Arguments pertinents
1. Incompatibilité des conventions collectives : La cour a souligné que la convention collective locale de Marseille, bien qu'ayant été en vigueur, ne subsistait que si elle était compatible avec les conventions nationales. L'article 1er de la convention parisienne stipule le maintien des droits acquis, mais cela ne s'applique pas si les règles de calcul des indemnités sont incompatibles. La cour a donc statué que les deux règles de détermination des droits des salariés étaient incompatibles.
2. Absence de commission paritaire : Les juges du fond ont constaté que la commission paritaire, qui aurait pu déterminer l'indemnité selon la convention marseillaise, avait cessé d'exister. Cela a permis à la cour d'appliquer le mode de calcul forfaitaire prévu par la convention parisienne, sans avoir à consulter une commission disparue.

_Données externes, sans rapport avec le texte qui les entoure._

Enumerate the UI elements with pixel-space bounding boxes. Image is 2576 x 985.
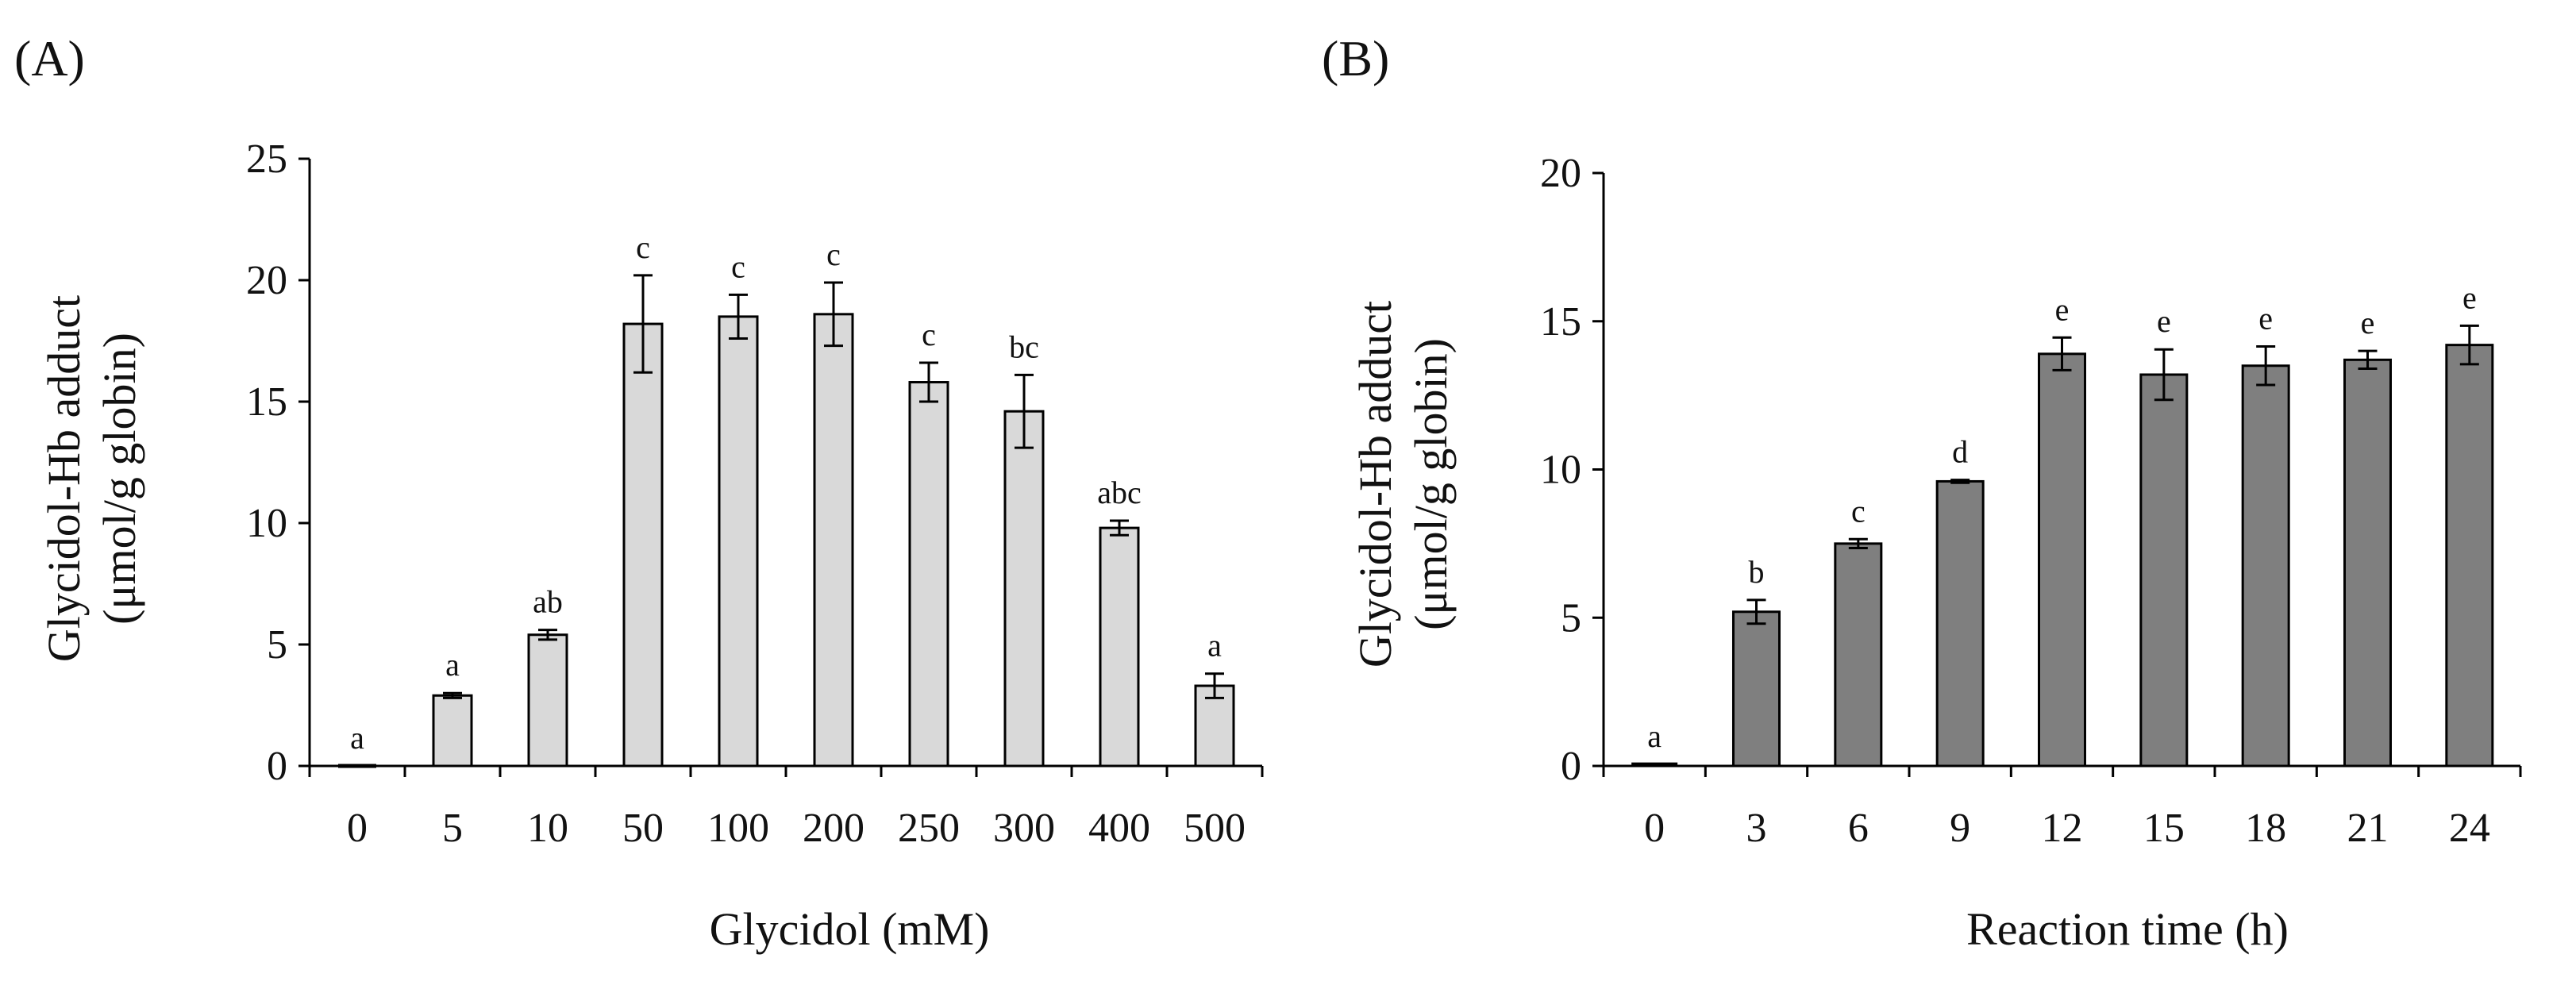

3. Base légale de la décision : La Cour de cassation a conclu que l'arrêt attaqué avait une base légale, en estimant que X... devait recevoir un mois de salaire par année de présence, conformément aux dispositions de la convention parisienne.
Interprétations et citations légales
1. Convention collective locale : La convention collective locale de Marseille, conclue le 10 avril 1945, stipule qu'elle ne subsistera que dans la mesure où elle est compatible avec les conventions nationales. Cela est essentiel pour comprendre pourquoi la cour a rejeté l'application de la convention marseillaise au profit de la convention parisienne.
2. Convention collective parisienne : L'article 1er de la convention parisienne précise que "les droits acquis ne peuvent être restreints", mais cela ne signifie pas que les modalités de calcul des indemnités peuvent être appliquées de manière interchangeable si elles sont incompatibles. La cour a interprété que le mode de calcul forfaitaire de l'indemnité de licenciement, qui remplace la nécessité d'une commission paritaire, était valide.
3. Code du travail : L'article 23 du Livre 1er du Code du travail, qui régit les conventions collectives, a été implicitement invoqué dans le raisonnement de la cour, soulignant l'importance de la compatibilité entre les conventions collectives.
En conclusion, la décision de la Cour de cassation repose sur une interprétation rigoureuse des conventions collectives et des règles de droit du travail, confirmant que les droits des salariés doivent être déterminés en fonction des conventions en vigueur et de leur compatibilité.